Free Kick: Too many questions, answers tomorrow
What a Wednesday! Tomorrow sees the return legs of the European Championship playoff.
Can Wales follow their brave goalless draw in Moscow by beating an abrasive Russian team in Cardiff, and thus reach the finals of a major competition for the first time since 1958?
Will Scotland, astonishing 1-0 winners at Hampden over Holland, though the second half saw them desperately at bay, cling on to that lead away from Glasgow?
Can a fading Turkish team, so much less effective since the 2002 World Cup, turn the tables at home to Latvia, who so surprisingly beat them 1-0 in Riga? Will Spain have trouble in Oslo against a revivified Norway whom they were lucky indeed to beat 2-1?
In Moscow, the fine young Cardiff City centre back Danny Gabbidon, whose presence has transformed the Welsh defence, surpassed himself with his speedy interceptions.
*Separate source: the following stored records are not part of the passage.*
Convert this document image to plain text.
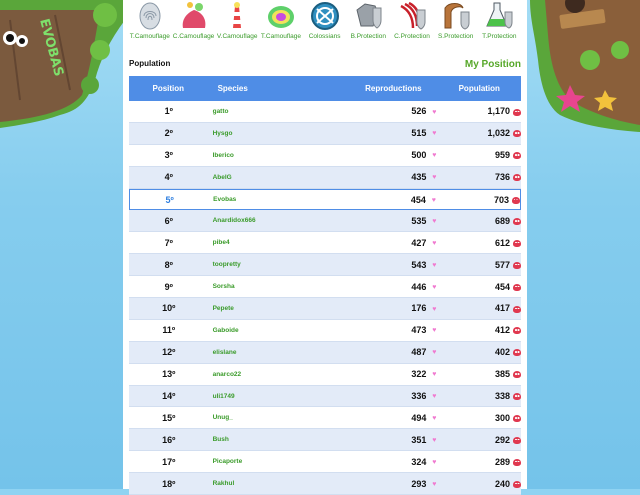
EVOBAS	T.Camouflage C.Camouflage V.Camouflage T.Camouflage Colossians B.Protection C.Protection S.Protection T.Protection
Population	My Position
Position	Species	Reproductions	Population
1º	gatto	526 ♥	1,170
2º	Hysgo	515 ♥	1,032
3º	Iberico	500 ♥	959
4º	AbelG	435 ♥	736
5º	Evobas	454 ♥	703
6º	Anardidox666	535 ♥	689
7º	pibe4	427 ♥	612
8º	toopretty	543 ♥	577
9º	Sorsha	446 ♥	454
10º	Pepete	176 ♥	417
11º	Gaboide	473 ♥	412
12º	elislane	487 ♥	402
13º	anarco22	322 ♥	385
14º	uli1749	336 ♥	338
15º	Unug_	494 ♥	300
16º	Bush	351 ♥	292
17º	Picaporte	324 ♥	289
18º	Rakhul	293 ♥	240
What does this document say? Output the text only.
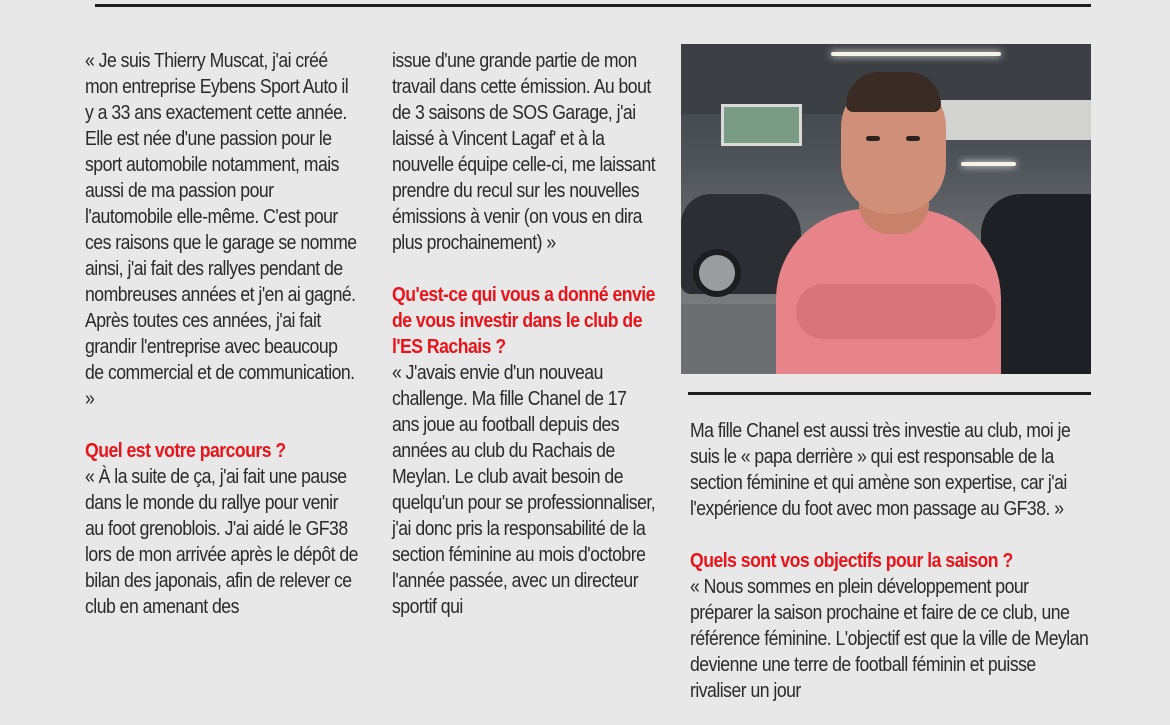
« Je suis Thierry Muscat, j'ai créé mon entreprise Eybens Sport Auto il y a 33 ans exactement cette année. Elle est née d'une passion pour le sport automobile notamment, mais aussi de ma passion pour l'automobile elle-même. C'est pour ces raisons que le garage se nomme ainsi, j'ai fait des rallyes pendant de nombreuses années et j'en ai gagné. Après toutes ces années, j'ai fait grandir l'entreprise avec beaucoup de commercial et de communication. »

Quel est votre parcours ?

« À la suite de ça, j'ai fait une pause dans le monde du rallye pour venir au foot grenoblois. J'ai aidé le GF38 lors de mon arrivée après le dépôt de bilan des japonais, afin de relever ce club en amenant des

issue d'une grande partie de mon travail dans cette émission. Au bout de 3 saisons de SOS Garage, j'ai laissé à Vincent Lagaf' et à la nouvelle équipe celle-ci, me laissant prendre du recul sur les nouvelles émissions à venir (on vous en dira plus prochainement) »

Qu'est-ce qui vous a donné envie de vous investir dans le club de l'ES Rachais ?

« J'avais envie d'un nouveau challenge. Ma fille Chanel de 17 ans joue au football depuis des années au club du Rachais de Meylan. Le club avait besoin de quelqu'un pour se professionnaliser, j'ai donc pris la responsabilité de la section féminine au mois d'octobre l'année passée, avec un directeur sportif qui

Ma fille Chanel est aussi très investie au club, moi je suis le « papa derrière » qui est responsable de la section féminine et qui amène son expertise, car j'ai l'expérience du foot avec mon passage au GF38. »

Quels sont vos objectifs pour la saison ?

« Nous sommes en plein développement pour préparer la saison prochaine et faire de ce club, une référence féminine. L'objectif est que la ville de Meylan devienne une terre de football féminin et puisse rivaliser un jour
I'll hope to see his Cardiff City teammate Robert Franshaw given a chance at the Millennium Stadium. Somewhat surprisingly he never got on the field in Moscow. But at some stage or other of the match, I do feel that little Farnshaw, with his speed, his irrepressible temperament, his initiative, could make the difference against a Russian defence which is hardly irresistible.
Of course the manager Mark Hughes might give the splendid Ryan Giggs, brutally fouled in Moscow, a free role up front which he tellingly did last time out at Cardiff against Serbia.
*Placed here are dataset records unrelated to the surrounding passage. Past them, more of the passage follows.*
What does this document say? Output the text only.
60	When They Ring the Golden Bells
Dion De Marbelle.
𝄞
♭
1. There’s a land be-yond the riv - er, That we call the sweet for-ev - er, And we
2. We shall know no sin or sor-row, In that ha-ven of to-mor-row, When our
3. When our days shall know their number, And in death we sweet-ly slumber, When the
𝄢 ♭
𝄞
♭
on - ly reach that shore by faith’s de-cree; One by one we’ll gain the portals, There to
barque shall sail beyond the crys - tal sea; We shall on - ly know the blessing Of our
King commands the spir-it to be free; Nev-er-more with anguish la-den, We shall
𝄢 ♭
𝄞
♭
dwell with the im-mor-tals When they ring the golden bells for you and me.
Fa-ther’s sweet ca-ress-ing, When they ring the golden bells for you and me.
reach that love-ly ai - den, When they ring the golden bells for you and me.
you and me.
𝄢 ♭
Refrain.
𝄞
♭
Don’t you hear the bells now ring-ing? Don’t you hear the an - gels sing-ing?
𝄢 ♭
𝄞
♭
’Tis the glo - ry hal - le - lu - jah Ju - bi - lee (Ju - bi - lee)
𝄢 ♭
One is not so sure about the Scots, whose very young team has risen from that dreadful 2-2 draw in the Faroe Islands which began their qualifying venture. Berti Vogts, once Germany's manager, much derided for many months, seems at last to have come good.
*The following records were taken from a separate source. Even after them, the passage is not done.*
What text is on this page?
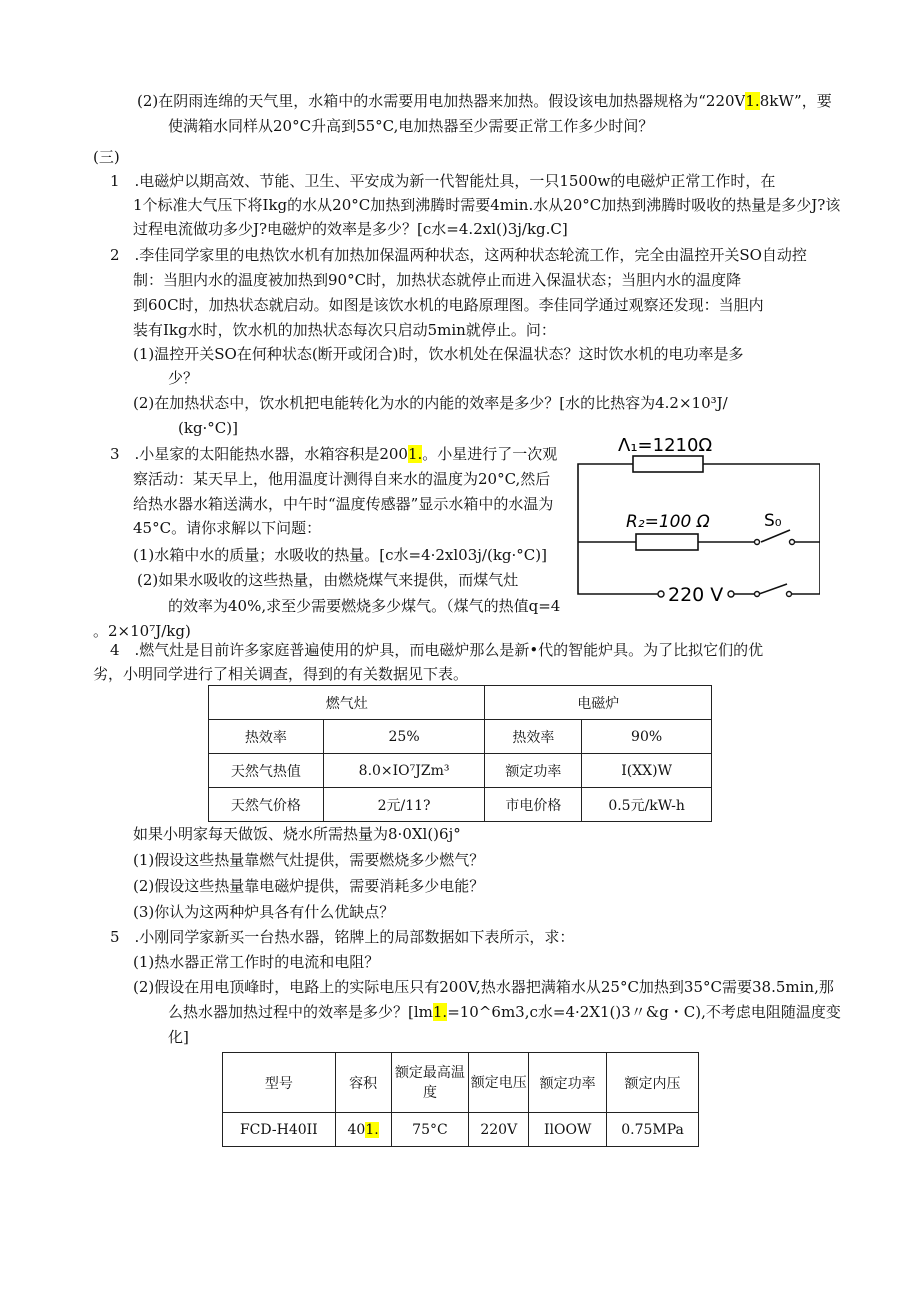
(2)在阴雨连绵的天气里，水箱中的水需要用电加热器来加热。假设该电加热器规格为“220V1.8kW”，要
使满箱水同样从20°C升高到55°C,电加热器至少需要正常工作多少时间？
(三)
1　.电磁炉以期高效、节能、卫生、平安成为新一代智能灶具，一只1500w的电磁炉正常工作时，在
1个标准大气压下将Ikg的水从20°C加热到沸腾时需要4min.水从20°C加热到沸腾时吸收的热量是多少J?该
过程电流做功多少J?电磁炉的效率是多少？[c水=4.2xl()3j/kg.C]
2　.李佳同学家里的电热饮水机有加热加保温两种状态，这两种状态轮流工作，完全由温控开关SO自动控
制：当胆内水的温度被加热到90°C时，加热状态就停止而进入保温状态；当胆内水的温度降
到60C时，加热状态就启动。如图是该饮水机的电路原理图。李佳同学通过观察还发现：当胆内
装有Ikg水时，饮水机的加热状态每次只启动5min就停止。问：
(1)温控开关SO在何种状态(断开或闭合)时，饮水机处在保温状态？这时饮水机的电功率是多
少？
(2)在加热状态中，饮水机把电能转化为水的内能的效率是多少？[水的比热容为4.2×10³J/
(kg·°C)]
3　.小星家的太阳能热水器，水箱容积是2001.。小星进行了一次观
察活动：某天早上，他用温度计测得自来水的温度为20°C,然后
给热水器水箱送满水，中午时“温度传感器”显示水箱中的水温为
45°C。请你求解以下问题：
(1)水箱中水的质量；水吸收的热量。[c水=4·2xl03j/(kg·°C)]
(2)如果水吸收的这些热量，由燃烧煤气来提供，而煤气灶
的效率为40%,求至少需要燃烧多少煤气。（煤气的热值q=4
。2×10⁷J/kg)
Λ₁=1210Ω
R₂=100 Ω	S₀
220 V
4　.燃气灶是目前许多家庭普遍使用的炉具，而电磁炉那么是新•代的智能炉具。为了比拟它们的优
劣，小明同学进行了相关调查，得到的有关数据见下表。
燃气灶		电磁炉	
热效率	25%	热效率	90%
天然气热值	8.0×IO⁷JZm³	额定功率	I(XX)W
天然气价格	2元/11?	市电价格	0.5元/kW-h
如果小明家每天做饭、烧水所需热量为8·0Xl()6j°
(1)假设这些热量靠燃气灶提供，需要燃烧多少燃气？
(2)假设这些热量靠电磁炉提供，需要消耗多少电能？
(3)你认为这两种炉具各有什么优缺点？
5　.小刚同学家新买一台热水器，铭牌上的局部数据如下表所示，求：
(1)热水器正常工作时的电流和电阻？
(2)假设在用电顶峰时，电路上的实际电压只有200V,热水器把满箱水从25°C加热到35°C需要38.5min,那
么热水器加热过程中的效率是多少？[lm1.=10^6m3,c水=4·2X1()3〃&g・C),不考虑电阻随温度变
化]
型号	容积	额定最高温度	额定电压	额定功率	额定内压
FCD-H40II	401.	75°C	220V	IlOOW	0.75MPa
At Hampden, the clever young Manchester United right winger, Darren Fletcher, skilfully made the only goal for the equally lively and confident James McFadden of Everton.
Having announced he had no intention of playing Ruud Van Nistelrooy up front with Patrick Kluivert, the Dutch coach Dick Advocaat, ex-manager of Rangers, did just that. He'll resign he says if Holland don't get through but they seem perpetually plagued by tensions between their Surinam born or descended group of players and those of native Dutch origin.
England's some what meaningless friendly in Manchester against Denmark was overshadowed by another unseemly squabble between the players and the hapless FA.